Compared to this self-enforced scheduling policy, traffic lights can be very suboptimal. You know this if you have ever stood on a red light waiting to turn green while the street with the green signal has no traffic. Why then do we have traffic lights? The problem is that in the self-enforcing scheduling policy, there will be some drivers who will free-load, i.e. they will not obey the rule and simply take the turn for themselves, even if the turn belongs to someone else according to the scheduling rule. Further, when this happens, it will often result in collisions between the free loader and the rightful owner of the turn. This is why traffic lights are necessary, even though they come at the expense of reduced overall efficiency.

There is a nice lesson embedded here that speaks to the need for government regulation by way of analogy: Regulation is necessary to enforce fairness and safety by preventing freeloaders and accidents, even though a free market might provide higher overall benefit if everyone was guaranteed to behave properly.
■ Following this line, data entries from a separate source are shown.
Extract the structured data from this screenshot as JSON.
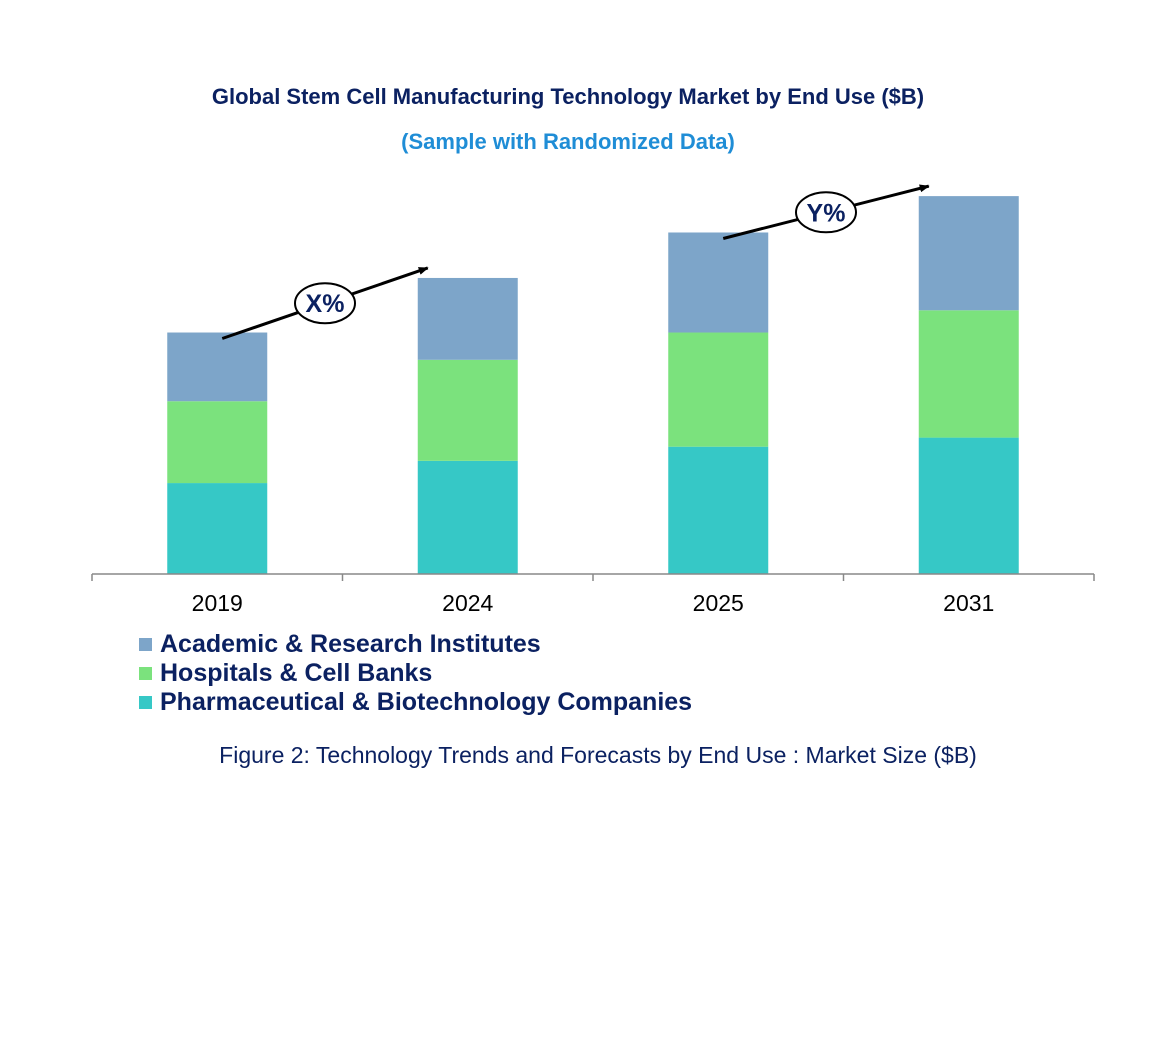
{
  "chart_data": {
    "type": "bar",
    "stacked": true,
    "title": "Global Stem Cell Manufacturing Technology Market by End Use ($B)",
    "subtitle": "(Sample with Randomized Data)",
    "categories": [
      "2019",
      "2024",
      "2025",
      "2031"
    ],
    "series": [
      {
        "name": "Pharmaceutical & Biotechnology Companies",
        "color": "#36c8c6",
        "values": [
          90,
          112,
          126,
          135
        ]
      },
      {
        "name": "Hospitals & Cell Banks",
        "color": "#7be27d",
        "values": [
          81,
          100,
          113,
          126
        ]
      },
      {
        "name": "Academic & Research Institutes",
        "color": "#7da5c9",
        "values": [
          68,
          81,
          99,
          113
        ]
      }
    ],
    "legend_order": [
      2,
      1,
      0
    ],
    "ylim": [
      0,
      385
    ],
    "annotations": [
      {
        "label": "X%",
        "from_category": "2019",
        "to_category": "2024"
      },
      {
        "label": "Y%",
        "from_category": "2025",
        "to_category": "2031"
      }
    ],
    "caption": "Figure 2: Technology Trends and Forecasts by End Use : Market Size ($B)"
  }
}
Therefore regulation is the price we must pay, in the form of reduced overall benefit, to counter the fact that all market participants do not behave as per the rules if left to themselves.

EDIT 1: The loss in overall utility when all participants are allowed to act selfishly, compared to the state where each participant acts for the overall good of the set of all participants, is called the price-of-anarchy. This is different from (but related to) the loss in overall utility from the imposition of regulations. A simple 2-player prisoner’s dilemma can exhibit the price of anarchy when all participants are worse off if allowed at act selfishly, compared to the overall optimal for the 2 players. In the traffic light example, when players act selfishly, they create unfairness and also end up endangering everyone (including themselves, but perhaps they don’t realize this bit). Hence the utility derived by each participant is lower, compared to if they all cooperated perfectly.
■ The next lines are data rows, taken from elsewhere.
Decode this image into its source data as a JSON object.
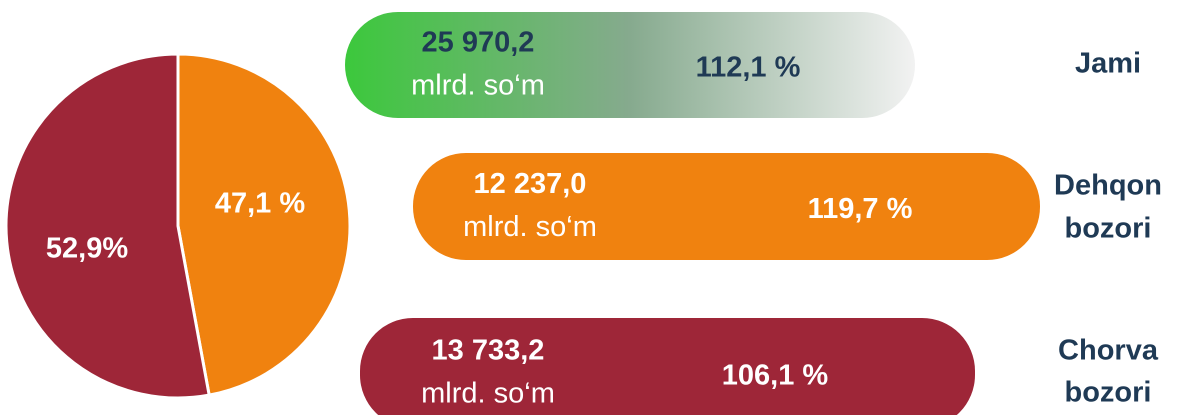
{
  "chart_data": {
    "type": "pie",
    "values": [
      47.1,
      52.9
    ],
    "value_labels": [
      "47,1 %",
      "52,9%"
    ],
    "colors": [
      "#f0820f",
      "#9e2638"
    ]
  },
  "rows": [
    {
      "amount": "25 970,2",
      "unit": "mlrd. so‘m",
      "percent": "112,1 %",
      "label": [
        "Jami"
      ]
    },
    {
      "amount": "12 237,0",
      "unit": "mlrd. so‘m",
      "percent": "119,7 %",
      "label": [
        "Dehqon",
        "bozori"
      ]
    },
    {
      "amount": "13 733,2",
      "unit": "mlrd. so‘m",
      "percent": "106,1 %",
      "label": [
        "Chorva",
        "bozori"
      ]
    }
  ]
}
EDIT 2: Regulation can be thought of simply as a mechanism designed to improve the utility received by players beyond what it would be in anarchy, by changing the (rules of the) game a little. Regulation typically doesn’t take the system to the overall optimal (which corresponds to perfectly cooperating players in the original game) of the original game. The ‘price of regulation’ ( = utility of overall optimum – that achieved by regulation) should be less than the price of anarchy (= overall optimum – state achieved by anarchy). Modern day regulators need to be really good at mechanism design!

EDIT 3: Perfect cooperation can be unstable against defection by free loaders [2] because the utility a player derives by unilaterally defecting is greater than that obtained by cooperating. If everyone is well aware of the risk of an accident upon defecting, then this can serve as a disincentive to defecting because the utility from defecting, after factoring in the probability of an accident may no longer make defecting worthwhile. This suggests that simply increasing awareness of the risks posed by misbehavior upon the misbehaving player, might improve the overall equilibrium a bit. Of course, this requires that the defector bear extra personal risk.

___

[1] I know this because it holds true for scheduling packets transmissions in a class of communication networks [citation required].

[2] I experienced free loaders first hand during the last few days after Sandy in 2 different contexts: people going out of turn at road intersections, and people trying to break into the long line at a gas station.